Voeg het IP-adres en de hostnaam van de netwerkprinter toe aan het bestand met hostnamen op de computer die u voor het afdrukken gebruikt. De methode voor het toevoegen is afhankelijk van het besturingssysteem.
Open bijvoorbeeld het bestand met hostnamen in een tekstverwerkingsprogramma.

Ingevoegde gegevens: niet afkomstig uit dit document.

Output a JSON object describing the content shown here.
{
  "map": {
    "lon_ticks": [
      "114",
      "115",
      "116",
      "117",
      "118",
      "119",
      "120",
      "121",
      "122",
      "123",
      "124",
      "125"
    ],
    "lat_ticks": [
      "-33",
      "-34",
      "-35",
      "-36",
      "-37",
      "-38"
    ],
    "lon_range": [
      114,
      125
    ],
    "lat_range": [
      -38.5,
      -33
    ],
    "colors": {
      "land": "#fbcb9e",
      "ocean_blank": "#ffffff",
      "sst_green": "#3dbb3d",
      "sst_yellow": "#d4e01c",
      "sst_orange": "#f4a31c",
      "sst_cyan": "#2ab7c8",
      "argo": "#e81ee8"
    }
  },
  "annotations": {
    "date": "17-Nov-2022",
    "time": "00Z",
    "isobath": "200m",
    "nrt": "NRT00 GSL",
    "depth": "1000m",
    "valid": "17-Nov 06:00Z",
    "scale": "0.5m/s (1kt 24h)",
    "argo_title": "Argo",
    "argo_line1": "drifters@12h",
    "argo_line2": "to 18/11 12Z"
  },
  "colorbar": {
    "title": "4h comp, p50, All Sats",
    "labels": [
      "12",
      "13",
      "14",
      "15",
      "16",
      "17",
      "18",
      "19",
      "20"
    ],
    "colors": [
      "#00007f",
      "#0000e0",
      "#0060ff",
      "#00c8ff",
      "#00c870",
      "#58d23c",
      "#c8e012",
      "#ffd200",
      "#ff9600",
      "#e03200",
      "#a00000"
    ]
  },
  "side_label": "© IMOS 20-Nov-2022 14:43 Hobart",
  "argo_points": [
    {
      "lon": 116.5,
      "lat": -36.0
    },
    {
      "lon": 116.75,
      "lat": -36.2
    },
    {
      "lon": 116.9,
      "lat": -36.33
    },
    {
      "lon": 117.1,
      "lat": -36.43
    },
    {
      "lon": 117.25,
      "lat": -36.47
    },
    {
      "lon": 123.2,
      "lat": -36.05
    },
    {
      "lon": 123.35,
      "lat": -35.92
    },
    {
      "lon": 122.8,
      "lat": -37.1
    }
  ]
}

Op computers met Windows Vista/7/8/8.1/10 en Windows Server 2008/2008 R2/2012/2012 R2 bevindt het hostbestand zich in de volgende map:
\WINDOWS\SYSTEM32\DRIVERS\ETC\HOSTS
Voeg een IPv4- of IPv6-adres en een hostnaam toe aan het bestand met hostnamen, in de volgende indeling:
192.168.15.16 host # NP
"192.168.15.16" is het IPv4-adres, "host" is de hostnaam van de printer en "#NP" wordt vervangen door opmerkingen. Voeg een spatie of tab toe tussen respectievelijk "192.168.15.16" en "host" en tussen "host" en "#NP", waarbij u één regel gebruikt voor dit formaat.
2001:DB::100 host # NP
"2001:DB::100" is het IPv6-adres, "host" is de hostnaam van de printer en "#NP" wordt vervangen door opmerkingen. Voeg een spatie of tab toe tussen respectievelijk "2001:DB::100" en "host" en tussen "host" en "#NP", waarbij u één regel gebruikt voor dit formaat.
Sla het bestand op.
![]()
Als een hostnaam wordt gebruikt op Windows Server 2008/2008 R2/2012/2012 R2 met IPv6-protocol, moet er een hostnaamresolutie worden uitgevoerd met een externe DNS-server. Het hostbestand kan niet worden gebruikt.